I guess that when his superiors called him in they said, “Comrade (or lieutenant or colonel, who knows?) Chacon, look and see how you can fix the problem that you’ve gotten yourself into.”

But his opinions for retracting his previous statements were even more inconsistent and homophobic. And the poor fellow ended up insisting “I’m not homophobic.”

Permit me to take a pause in the writing and bust out laughing.

The engineer doesn’t suffer from homophobia, but from ideological inconsistency or from non-homophobia, like some people are non-racist, non-xenophobic and non-misogynist.

So that you don’t feel like you’re at a disadvantaged, let me tell this brief story.

My father said that he’s coming in August for my birthday. It’s been 19 years since I’ve seen him and he doesn’t know that I’m a lesbian.
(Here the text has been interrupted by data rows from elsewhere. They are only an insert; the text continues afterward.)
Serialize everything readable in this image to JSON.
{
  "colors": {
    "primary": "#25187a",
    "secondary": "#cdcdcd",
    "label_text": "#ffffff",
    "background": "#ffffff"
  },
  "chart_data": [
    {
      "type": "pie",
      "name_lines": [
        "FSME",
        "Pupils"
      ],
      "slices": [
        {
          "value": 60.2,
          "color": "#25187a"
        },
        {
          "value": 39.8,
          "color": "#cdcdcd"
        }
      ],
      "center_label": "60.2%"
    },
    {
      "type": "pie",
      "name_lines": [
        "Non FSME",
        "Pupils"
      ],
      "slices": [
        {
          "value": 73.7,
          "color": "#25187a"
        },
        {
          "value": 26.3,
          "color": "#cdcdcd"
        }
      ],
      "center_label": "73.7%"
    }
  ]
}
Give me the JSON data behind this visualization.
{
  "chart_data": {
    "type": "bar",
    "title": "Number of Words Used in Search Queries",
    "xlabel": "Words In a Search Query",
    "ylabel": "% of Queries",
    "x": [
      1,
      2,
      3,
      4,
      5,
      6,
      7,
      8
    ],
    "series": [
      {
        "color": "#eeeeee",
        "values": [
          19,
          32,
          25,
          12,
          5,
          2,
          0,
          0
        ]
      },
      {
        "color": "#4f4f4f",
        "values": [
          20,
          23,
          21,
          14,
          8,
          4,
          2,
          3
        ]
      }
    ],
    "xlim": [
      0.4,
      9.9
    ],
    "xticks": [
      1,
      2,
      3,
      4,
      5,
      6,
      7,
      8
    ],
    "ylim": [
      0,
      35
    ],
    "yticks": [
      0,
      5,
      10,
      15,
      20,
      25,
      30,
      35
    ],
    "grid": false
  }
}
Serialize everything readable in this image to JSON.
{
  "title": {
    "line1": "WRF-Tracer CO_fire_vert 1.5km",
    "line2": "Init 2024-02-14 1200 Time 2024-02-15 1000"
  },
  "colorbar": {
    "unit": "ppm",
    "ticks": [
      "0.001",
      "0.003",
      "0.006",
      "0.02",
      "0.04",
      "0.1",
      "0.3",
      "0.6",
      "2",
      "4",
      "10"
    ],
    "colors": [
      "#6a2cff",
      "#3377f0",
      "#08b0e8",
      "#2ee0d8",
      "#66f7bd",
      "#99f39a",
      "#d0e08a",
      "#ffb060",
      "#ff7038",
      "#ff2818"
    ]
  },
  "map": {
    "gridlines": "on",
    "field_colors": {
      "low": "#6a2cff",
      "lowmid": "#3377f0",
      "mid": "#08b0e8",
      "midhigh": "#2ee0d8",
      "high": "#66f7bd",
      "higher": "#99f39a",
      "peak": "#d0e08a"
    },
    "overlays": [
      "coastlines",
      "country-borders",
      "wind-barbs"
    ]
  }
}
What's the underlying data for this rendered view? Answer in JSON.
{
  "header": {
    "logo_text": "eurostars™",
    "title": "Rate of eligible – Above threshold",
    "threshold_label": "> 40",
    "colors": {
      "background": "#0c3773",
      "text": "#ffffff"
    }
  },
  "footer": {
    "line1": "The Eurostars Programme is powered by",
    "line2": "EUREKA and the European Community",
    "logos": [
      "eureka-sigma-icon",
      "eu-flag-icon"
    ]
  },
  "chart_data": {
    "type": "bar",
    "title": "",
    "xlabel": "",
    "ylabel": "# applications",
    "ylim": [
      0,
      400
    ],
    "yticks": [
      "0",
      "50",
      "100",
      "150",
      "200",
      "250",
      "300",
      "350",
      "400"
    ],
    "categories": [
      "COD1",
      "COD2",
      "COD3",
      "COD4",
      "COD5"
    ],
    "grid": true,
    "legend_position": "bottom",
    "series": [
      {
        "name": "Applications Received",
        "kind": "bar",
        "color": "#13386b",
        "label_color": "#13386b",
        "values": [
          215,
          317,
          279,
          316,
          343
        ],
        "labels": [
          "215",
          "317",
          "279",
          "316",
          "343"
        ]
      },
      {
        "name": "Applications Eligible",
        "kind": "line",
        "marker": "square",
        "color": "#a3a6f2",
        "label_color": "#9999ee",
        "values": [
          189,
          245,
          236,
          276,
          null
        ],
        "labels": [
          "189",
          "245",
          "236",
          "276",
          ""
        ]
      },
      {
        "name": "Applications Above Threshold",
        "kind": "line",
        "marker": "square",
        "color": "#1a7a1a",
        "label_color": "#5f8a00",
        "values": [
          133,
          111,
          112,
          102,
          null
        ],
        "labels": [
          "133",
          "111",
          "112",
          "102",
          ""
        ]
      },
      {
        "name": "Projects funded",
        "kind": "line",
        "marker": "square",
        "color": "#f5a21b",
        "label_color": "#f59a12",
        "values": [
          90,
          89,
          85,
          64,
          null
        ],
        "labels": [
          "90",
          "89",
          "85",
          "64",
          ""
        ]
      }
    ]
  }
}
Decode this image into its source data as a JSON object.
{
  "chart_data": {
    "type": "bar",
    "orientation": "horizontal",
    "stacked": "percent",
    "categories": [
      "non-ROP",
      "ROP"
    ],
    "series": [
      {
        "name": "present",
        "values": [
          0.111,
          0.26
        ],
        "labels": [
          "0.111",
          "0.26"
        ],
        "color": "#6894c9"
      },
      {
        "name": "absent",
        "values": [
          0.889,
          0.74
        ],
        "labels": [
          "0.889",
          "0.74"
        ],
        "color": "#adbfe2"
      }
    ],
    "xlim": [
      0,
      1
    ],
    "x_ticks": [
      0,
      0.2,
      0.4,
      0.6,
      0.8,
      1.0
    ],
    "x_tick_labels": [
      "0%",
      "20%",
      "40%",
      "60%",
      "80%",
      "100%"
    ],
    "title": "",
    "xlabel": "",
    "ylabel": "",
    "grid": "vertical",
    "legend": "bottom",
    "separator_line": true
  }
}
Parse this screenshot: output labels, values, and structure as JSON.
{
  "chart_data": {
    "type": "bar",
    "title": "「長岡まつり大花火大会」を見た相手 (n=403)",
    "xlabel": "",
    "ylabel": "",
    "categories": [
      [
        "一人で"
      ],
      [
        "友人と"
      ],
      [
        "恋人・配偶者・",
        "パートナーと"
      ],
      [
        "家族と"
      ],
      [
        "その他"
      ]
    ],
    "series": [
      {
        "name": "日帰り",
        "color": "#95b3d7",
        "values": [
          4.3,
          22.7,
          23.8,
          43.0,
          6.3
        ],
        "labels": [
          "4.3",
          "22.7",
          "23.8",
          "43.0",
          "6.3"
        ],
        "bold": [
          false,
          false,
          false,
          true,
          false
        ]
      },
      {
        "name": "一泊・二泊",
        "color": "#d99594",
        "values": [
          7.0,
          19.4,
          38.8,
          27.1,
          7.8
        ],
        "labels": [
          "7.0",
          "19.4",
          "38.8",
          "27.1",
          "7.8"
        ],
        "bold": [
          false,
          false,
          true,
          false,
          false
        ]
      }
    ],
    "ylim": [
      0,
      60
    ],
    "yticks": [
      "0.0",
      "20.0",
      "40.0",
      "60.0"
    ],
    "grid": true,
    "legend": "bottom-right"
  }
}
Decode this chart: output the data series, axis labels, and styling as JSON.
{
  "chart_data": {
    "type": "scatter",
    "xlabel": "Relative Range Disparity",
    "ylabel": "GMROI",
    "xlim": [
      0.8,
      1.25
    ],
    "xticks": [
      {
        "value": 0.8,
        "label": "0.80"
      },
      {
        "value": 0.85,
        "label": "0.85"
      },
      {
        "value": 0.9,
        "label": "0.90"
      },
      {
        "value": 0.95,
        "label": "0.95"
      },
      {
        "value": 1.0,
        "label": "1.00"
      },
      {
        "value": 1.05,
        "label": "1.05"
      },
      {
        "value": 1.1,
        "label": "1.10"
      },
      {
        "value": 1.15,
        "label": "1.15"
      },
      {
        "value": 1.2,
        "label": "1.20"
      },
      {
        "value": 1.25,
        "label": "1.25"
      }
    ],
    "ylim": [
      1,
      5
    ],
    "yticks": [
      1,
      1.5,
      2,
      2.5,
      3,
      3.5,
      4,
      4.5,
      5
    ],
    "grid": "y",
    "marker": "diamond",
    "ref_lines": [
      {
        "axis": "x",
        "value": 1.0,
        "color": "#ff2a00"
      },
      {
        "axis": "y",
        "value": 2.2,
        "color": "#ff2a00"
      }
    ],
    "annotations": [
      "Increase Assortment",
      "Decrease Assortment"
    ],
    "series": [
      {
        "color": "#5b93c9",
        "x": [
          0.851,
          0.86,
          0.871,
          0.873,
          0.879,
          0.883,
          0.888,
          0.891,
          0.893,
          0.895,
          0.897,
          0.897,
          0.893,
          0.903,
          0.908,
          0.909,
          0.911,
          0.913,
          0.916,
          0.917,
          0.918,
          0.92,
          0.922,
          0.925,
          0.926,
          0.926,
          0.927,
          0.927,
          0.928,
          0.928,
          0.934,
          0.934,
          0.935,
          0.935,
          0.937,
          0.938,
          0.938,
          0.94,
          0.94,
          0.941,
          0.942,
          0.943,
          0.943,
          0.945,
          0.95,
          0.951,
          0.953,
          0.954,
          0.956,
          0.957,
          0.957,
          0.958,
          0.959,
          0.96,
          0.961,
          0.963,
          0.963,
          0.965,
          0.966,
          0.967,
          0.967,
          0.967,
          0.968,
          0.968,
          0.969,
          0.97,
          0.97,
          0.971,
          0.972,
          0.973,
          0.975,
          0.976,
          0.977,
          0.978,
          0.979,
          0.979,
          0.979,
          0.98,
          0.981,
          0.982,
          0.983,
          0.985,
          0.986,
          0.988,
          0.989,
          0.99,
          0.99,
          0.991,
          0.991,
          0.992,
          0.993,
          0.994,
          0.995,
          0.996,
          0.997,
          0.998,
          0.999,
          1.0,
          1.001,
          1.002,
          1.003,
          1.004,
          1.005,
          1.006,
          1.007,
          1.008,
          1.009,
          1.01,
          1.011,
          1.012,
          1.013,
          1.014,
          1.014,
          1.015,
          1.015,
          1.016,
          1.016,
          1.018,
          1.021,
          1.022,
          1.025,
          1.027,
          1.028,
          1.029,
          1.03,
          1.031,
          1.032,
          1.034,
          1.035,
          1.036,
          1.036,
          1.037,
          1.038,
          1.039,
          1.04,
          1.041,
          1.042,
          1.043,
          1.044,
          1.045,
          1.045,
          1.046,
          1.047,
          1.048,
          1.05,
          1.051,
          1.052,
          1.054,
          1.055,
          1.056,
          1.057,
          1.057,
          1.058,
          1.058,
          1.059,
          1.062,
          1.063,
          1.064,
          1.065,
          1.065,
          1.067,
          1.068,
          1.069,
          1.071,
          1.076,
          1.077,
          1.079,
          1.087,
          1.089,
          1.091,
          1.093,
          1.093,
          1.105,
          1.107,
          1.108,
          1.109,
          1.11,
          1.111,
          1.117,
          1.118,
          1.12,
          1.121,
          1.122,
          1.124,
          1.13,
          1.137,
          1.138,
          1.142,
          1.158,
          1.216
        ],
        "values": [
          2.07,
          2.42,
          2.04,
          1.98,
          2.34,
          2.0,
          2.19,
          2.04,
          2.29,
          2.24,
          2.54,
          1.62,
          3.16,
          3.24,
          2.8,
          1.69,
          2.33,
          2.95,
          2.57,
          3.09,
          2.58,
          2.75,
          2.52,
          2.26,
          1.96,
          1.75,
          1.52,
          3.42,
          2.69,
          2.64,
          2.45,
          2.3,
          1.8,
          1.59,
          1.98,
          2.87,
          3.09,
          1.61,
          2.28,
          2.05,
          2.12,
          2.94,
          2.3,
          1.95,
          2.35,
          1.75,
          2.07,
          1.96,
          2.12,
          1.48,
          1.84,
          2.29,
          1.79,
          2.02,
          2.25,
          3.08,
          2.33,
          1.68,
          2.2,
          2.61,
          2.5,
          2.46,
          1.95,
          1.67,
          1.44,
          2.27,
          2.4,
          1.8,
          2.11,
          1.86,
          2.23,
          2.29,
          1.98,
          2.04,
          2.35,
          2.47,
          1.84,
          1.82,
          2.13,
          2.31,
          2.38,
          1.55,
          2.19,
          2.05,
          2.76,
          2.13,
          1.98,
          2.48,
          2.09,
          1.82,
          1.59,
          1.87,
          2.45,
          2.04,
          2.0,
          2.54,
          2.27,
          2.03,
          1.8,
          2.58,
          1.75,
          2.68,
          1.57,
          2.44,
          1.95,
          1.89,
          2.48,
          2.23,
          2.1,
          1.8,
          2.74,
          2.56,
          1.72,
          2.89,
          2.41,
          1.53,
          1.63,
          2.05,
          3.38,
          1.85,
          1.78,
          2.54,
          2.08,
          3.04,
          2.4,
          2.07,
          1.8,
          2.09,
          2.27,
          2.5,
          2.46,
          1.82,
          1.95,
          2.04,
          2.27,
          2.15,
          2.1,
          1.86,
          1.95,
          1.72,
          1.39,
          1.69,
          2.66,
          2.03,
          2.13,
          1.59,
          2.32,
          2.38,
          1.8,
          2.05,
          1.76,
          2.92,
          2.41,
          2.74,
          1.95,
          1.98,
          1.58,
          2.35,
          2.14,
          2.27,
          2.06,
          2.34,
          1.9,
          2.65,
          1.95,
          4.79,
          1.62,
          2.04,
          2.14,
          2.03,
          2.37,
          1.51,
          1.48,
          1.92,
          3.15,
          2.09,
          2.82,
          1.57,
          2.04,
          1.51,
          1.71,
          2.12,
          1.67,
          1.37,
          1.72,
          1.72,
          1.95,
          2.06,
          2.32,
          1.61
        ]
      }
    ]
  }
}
This means I’m wavering between my political position and a personal choice: letting my father die instantly of a heart attack at the news.

Should I spare him any possible speculation? That I don’t like women due to the lack of a father figure.

He was valiantly replaced by another good man. You see. Life is richer and I’m asking it for advice from its non-homophobic position.

 

Maria Matienzo

Maria Matienzo Puerto: I dreamed once that I was a butterfly who had come from Africa and discovered that I had been alive for thirty years. From that time on, I constructed my world while I was sleeping: I was born in a magic city like Havana; I dedicated myself to journalism; I wrote and edited books for children; I met to discuss art with wonderful people; I fell in love with a woman. Of course, there are certain points of coincidence with the reality of my waking life and it’s that I prefer the silence of reading and the pleasure of a good movie.